Davon hatte sie nichts gemerkt. Kannte die Anzeichen von anderen nicht genau, wenn sie glücklich waren oder nicht. Das fiel ihr immer sehr schwer, richtig einzuschätzen.

Ein Zittern ging bei seinem Kuss durch ihren Körper und sie musste aufpassen, nicht zu stöhnen. Ihr Körper war sensibel durch den Albtraum und nahm solche Berührungen nur noch stärker war. So, als würde ihr Körper danach lechzen.

"Du hast nichts Falsches gemacht", sagte er leise und sanft. "Es ist wirklich alles in Ordnung."

Regungslos blieb sie sitzen und ließ den Kopf senken. Für ihn war es einfach. Für sie überhaupt nicht. Ständig in einem Zwiespalt zu leben, wo sie nicht wusste, was richtig und falsch ist.

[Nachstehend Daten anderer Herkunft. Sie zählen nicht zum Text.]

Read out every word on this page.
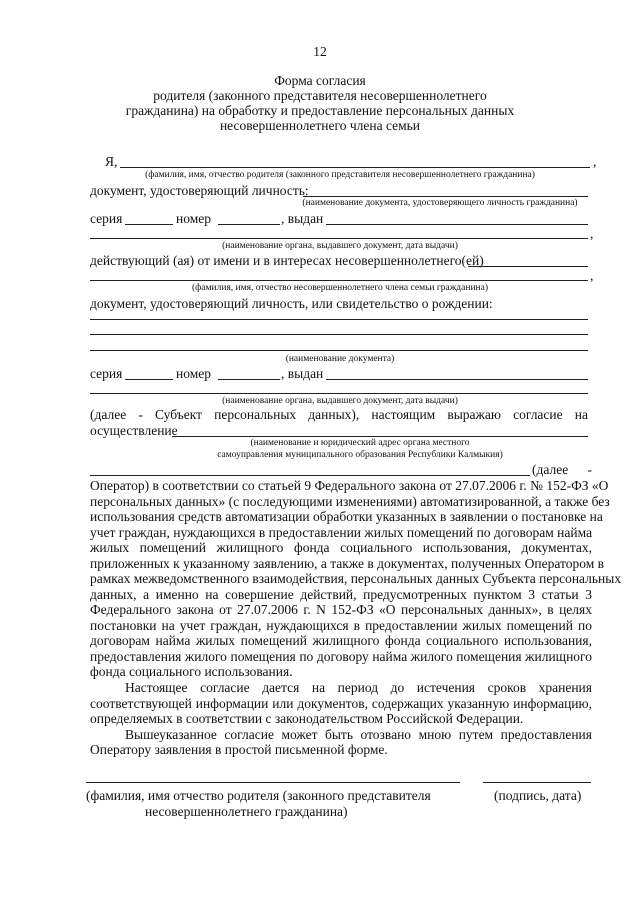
12
Форма согласия
родителя (законного представителя несовершеннолетнего
гражданина) на обработку и предоставление персональных данных
несовершеннолетнего члена семьи
Я,	,
(фамилия, имя, отчество родителя (законного представителя несовершеннолетнего гражданина)
документ, удостоверяющий личность:
(наименование документа, удостоверяющего личность гражданина)
серия	номер	, выдан
,
(наименование органа, выдавшего документ, дата выдачи)
действующий (ая) от имени и в интересах несовершеннолетнего(ей)
,
(фамилия, имя, отчество несовершеннолетнего члена семьи гражданина)
документ, удостоверяющий личность, или свидетельство о рождении:
(наименование документа)
серия	номер	, выдан
(наименование органа, выдавшего документ, дата выдачи)
(далее - Субъект персональных данных), настоящим выражаю согласие на
осуществление
(наименование и юридический адрес органа местного
самоуправления муниципального образования Республики Калмыкия)
(далее -
Оператор) в соответствии со статьей 9 Федерального закона от 27.07.2006 г. № 152-ФЗ «О
персональных данных» (с последующими изменениями) автоматизированной, а также без
использования средств автоматизации обработки указанных в заявлении о постановке на
учет граждан, нуждающихся в предоставлении жилых помещений по договорам найма
жилых помещений жилищного фонда социального использования, документах,
приложенных к указанному заявлению, а также в документах, полученных Оператором в
рамках межведомственного взаимодействия, персональных данных Субъекта персональных
данных, а именно на совершение действий, предусмотренных пунктом 3 статьи 3
Федерального закона от 27.07.2006 г. N 152-ФЗ «О персональных данных», в целях
постановки на учет граждан, нуждающихся в предоставлении жилых помещений по
договорам найма жилых помещений жилищного фонда социального использования,
предоставления жилого помещения по договору найма жилого помещения жилищного
фонда социального использования.
Настоящее согласие дается на период до истечения сроков хранения
соответствующей информации или документов, содержащих указанную информацию,
определяемых в соответствии с законодательством Российской Федерации.
Вышеуказанное согласие может быть отозвано мною путем предоставления
Оператору заявления в простой письменной форме.
(фамилия, имя отчество родителя (законного представителя
несовершеннолетнего гражданина)
(подпись, дата)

Zu zweifeln, was die richtige Entscheidung ist. Sie sollte einfach so bleiben, wie sie war und nicht versuchen, sich zu ändern. Gehorsam, zurückhaltend und brav wie immer sollte die Dämonin bleiben. Sich an den Wünschen des Engels orientieren und eigene Bedürfnisse zurückstellen. Dann würde schon alles gut werden. Hoffte sie zumindest.